国民の利便性を高めるために導入したマイナンバーカードはなぜ普及していないのでしょうか。この問いを考えるために、まずは政府と国民それぞれの立場からマイナンバー制度について考えてみましょう。
政府の思惑
政府は、世界に遅れをとっている日本のデジタル化を進める1つの柱として、マイナンバーカードを普及させるために様々な政策を実施しています。
代表的な例を挙げれば、マイナンバーカードを取得した国民1人ひとりに対して行った、電子マネーに交換出来るマイナポイントの付与があります。
この政策は、実質的に「カードを作るだけでお金をもらえる」という事もあり、一定数の新規発行に結び付きました。

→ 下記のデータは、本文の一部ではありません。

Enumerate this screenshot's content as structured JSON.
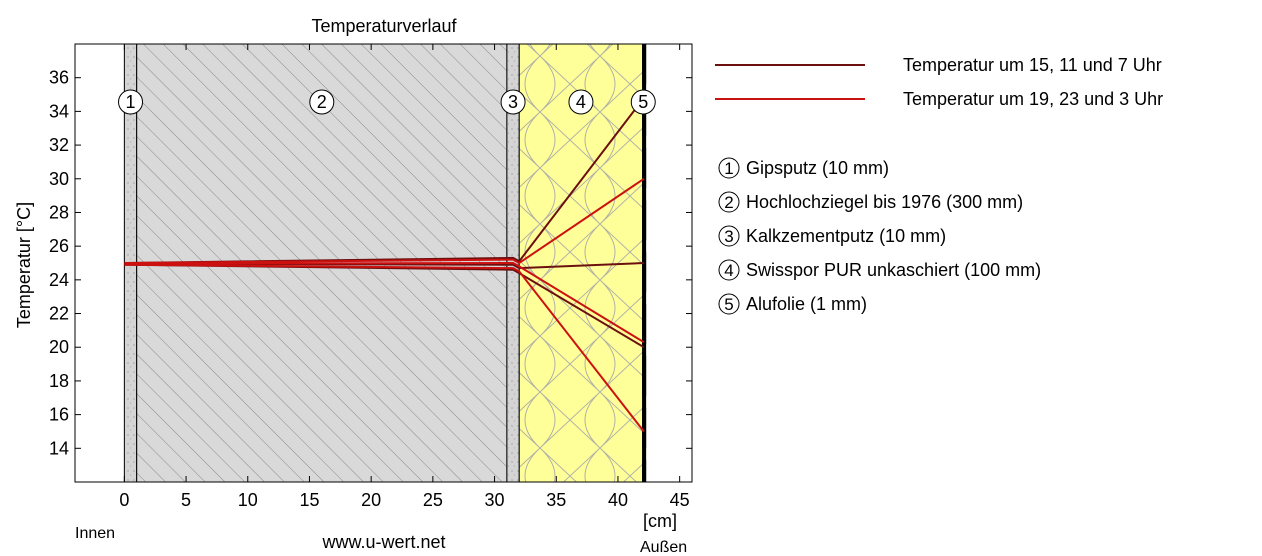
{
  "chart_data": {
    "type": "line",
    "title": "Temperaturverlauf",
    "ylabel": "Temperatur [°C]",
    "xunit": "[cm]",
    "xlim": [
      -4,
      46
    ],
    "ylim": [
      12,
      38
    ],
    "xticks": [
      0,
      5,
      10,
      15,
      20,
      25,
      30,
      35,
      40,
      45
    ],
    "yticks": [
      14,
      16,
      18,
      20,
      22,
      24,
      26,
      28,
      30,
      32,
      34,
      36
    ],
    "inside_label": "Innen",
    "outside_label": "Außen",
    "footer": "www.u-wert.net",
    "layers": [
      {
        "num": "1",
        "name": "Gipsputz (10 mm)",
        "x0": 0,
        "x1": 1,
        "material": "plaster"
      },
      {
        "num": "2",
        "name": "Hochlochziegel bis 1976 (300 mm)",
        "x0": 1,
        "x1": 31,
        "material": "brick"
      },
      {
        "num": "3",
        "name": "Kalkzementputz (10 mm)",
        "x0": 31,
        "x1": 32,
        "material": "plaster"
      },
      {
        "num": "4",
        "name": "Swisspor PUR unkaschiert (100 mm)",
        "x0": 32,
        "x1": 42,
        "material": "insulation"
      },
      {
        "num": "5",
        "name": "Alufolie (1 mm)",
        "x0": 42,
        "x1": 42.1,
        "material": "foil"
      }
    ],
    "legend": [
      {
        "label": "Temperatur um 15, 11 und 7 Uhr",
        "color": "#6b0f0f"
      },
      {
        "label": "Temperatur um 19, 23 und 3 Uhr",
        "color": "#cc1111"
      }
    ],
    "series": [
      {
        "group": 0,
        "x": [
          0,
          31.5,
          32,
          42.1
        ],
        "y": [
          25.0,
          25.3,
          25.1,
          34.8
        ]
      },
      {
        "group": 0,
        "x": [
          0,
          31.5,
          32,
          42.1
        ],
        "y": [
          24.9,
          24.6,
          24.4,
          20.0
        ]
      },
      {
        "group": 0,
        "x": [
          0,
          31.5,
          32,
          42.1
        ],
        "y": [
          24.95,
          24.9,
          24.7,
          25.0
        ]
      },
      {
        "group": 1,
        "x": [
          0,
          31.5,
          32,
          42.1
        ],
        "y": [
          25.0,
          25.2,
          25.0,
          30.0
        ]
      },
      {
        "group": 1,
        "x": [
          0,
          31.5,
          32,
          42.1
        ],
        "y": [
          24.9,
          24.7,
          24.5,
          15.0
        ]
      },
      {
        "group": 1,
        "x": [
          0,
          31.5,
          32,
          42.1
        ],
        "y": [
          24.95,
          25.0,
          24.8,
          20.3
        ]
      }
    ],
    "colors": {
      "plaster": "#d7d7d7",
      "brick": "#d9d9d9",
      "insulation": "#ffff99",
      "foil": "#000000"
    }
  }
}
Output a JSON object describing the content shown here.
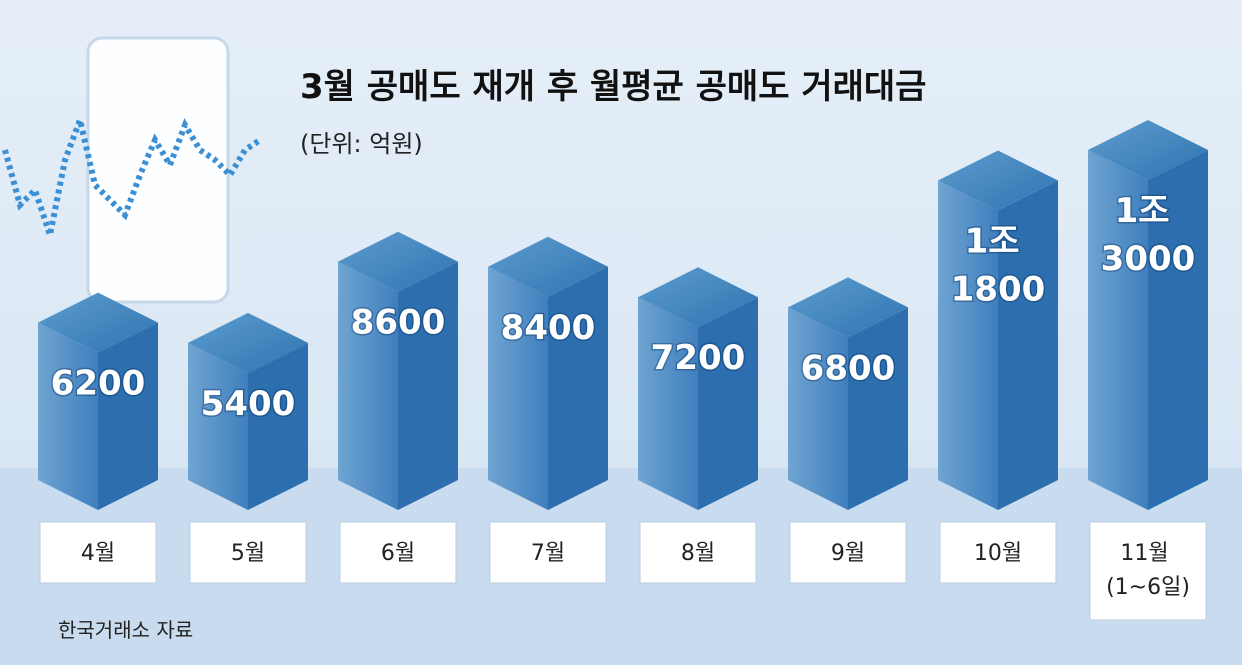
{
  "title": "3월 공매도 재개 후 월평균 공매도 거래대금",
  "subtitle": "(단위: 억원)",
  "source": "한국거래소 자료",
  "chart_data": {
    "type": "bar3d",
    "categories": [
      "4월",
      "5월",
      "6월",
      "7월",
      "8월",
      "9월",
      "10월",
      "11월 (1~6일)"
    ],
    "values": [
      6200,
      5400,
      8600,
      8400,
      7200,
      6800,
      11800,
      13000
    ],
    "value_labels": [
      "6200",
      "5400",
      "8600",
      "8400",
      "7200",
      "6800",
      "1조 1800",
      "1조 3000"
    ],
    "color": "#2d6fae"
  }
}
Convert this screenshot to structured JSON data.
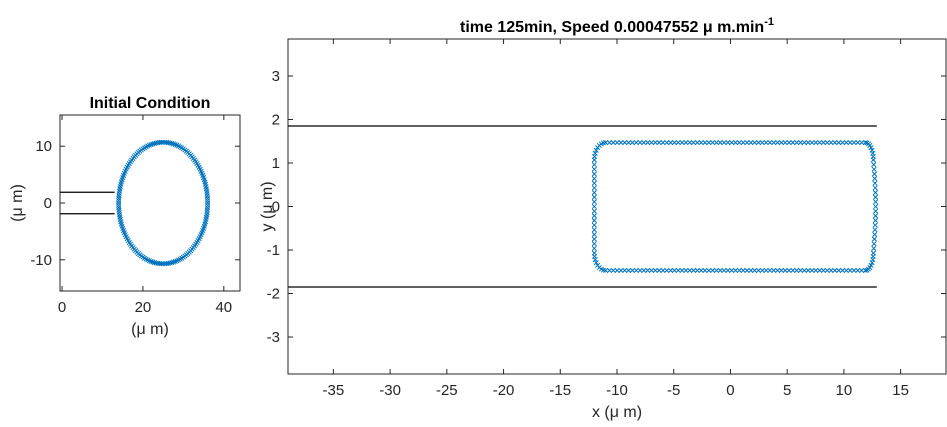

一方で、それでもなおマイナンバーカードを発行していない人が半数以上いるということは、発行するメリットを感じられない層が多くいるという事でしょう。
マイナポイントなどキャンペーン施策を講じながらも、マイナンバーカードが国民に普及しない理由には、制度を普及させたい政府の思惑が透けて見えているということがあるのではないでしょうか。
政府の発信を見ていると、マイナンバーカードを普及させたい理由が主に政府の都合のように見えてしまいます。
少なくとも発信を見る限りでは、国民目線になっておらず、次のような思惑が政策の目的になっているのではないかと考えられます。
- 国民の情報を統一化したい
- 資産管理を徹底し、不正受給者を減らしたい
- 先進国として、デジタル化の遅れを取り戻したい
本来DXを推進する際は、ユーザー目線でマイナンバーカードの利便性を考えたうえで普及を促す必要がありますが、現状は政府側の都合だけが一方的に出てしまっています。
それは、コロナショックによる一律10万円の支給時における政府のドタバタ劇にも顕著に現れていました。
当初、政府は郵送申請とオンライン申請の2通りの申請方法を設け、「オンラインの方が受給が早い」とアナウンスをしました(オンライン申請のためにはマイナンバーカードによる電子認証が必要)。
その結果、政府の発表を受けて、なるべく早く10万円を受け取りたい人たちが、マイナンバーカード申請のために全国の自治体窓口に殺到し、役所の業務がパンクするという事態を招いてしまったのです。
最終的に政府は、「郵送申請の方が早い」と国民に呼びかけ直したり、カードの申請そのものを一時停止するなど、まさにドタバタ劇を繰り広げることになりました。
つまり10万円給付の機会を利用して、マイナンバーカードの普及率を押し上げようという政府の思惑が、結果的に多くの人に「不便」「非効率」な経験をさせてしまったのです。
マイナンバー制度の趣旨を鑑みると、普及を焦る政府の思いが、本末転倒の状況を生み出してしまいました。残念ながら、そこに国民(ユーザ)目線の利便性を重視する姿勢は見受けられません。
本来は、パンデミックのような緊急事態にこそ効力を発揮するはずのDX施策が、新型コロナウイルスの感染拡大を「マイナンバーカード普及の起爆剤」としようと考えた政府の不純な思惑が、このようなドタバタ劇を生み出してしまったのでしょう。
国民のホンネ
2021年6月 、株式会社NTTデータ経営研究所がマイナンバーカードについてのアンケートをとったところ、50%弱が「利用したい既存公共サービスが無い」という回答がありました。
利用者である国民の意識として、マイナンバーカードの利用価値が低いことを端的に表す調査結果といえるでしょう。
そもそも多くの国民にとって、身分証明書としてはすでに免許証や健康保険証があるため、利用目的がわからないマイナンバーカードを取得する必要性が見出せない状況です。
目的が分からないという点以外にも、ユーザーである国民側からすると次のような理由が普及の妨げになっていると考えられます。
- 発行手続きが複雑かつ手間が掛かる
- 個人情報の漏洩などセキュリティーに不安がある
- 政府側に情報管理されたくない
本来は、政府は上記のような国民が感じている疑問点や不安点などに寄り添い、丁寧に説明しながら制度を推進していくべきですが、現状は政府と国民の間には距離がある状態です。
国民の利便性を向上させることが制度の目的であれば、普及を促すための政策についても実際に利用する国民目線で設計すべきでしょう。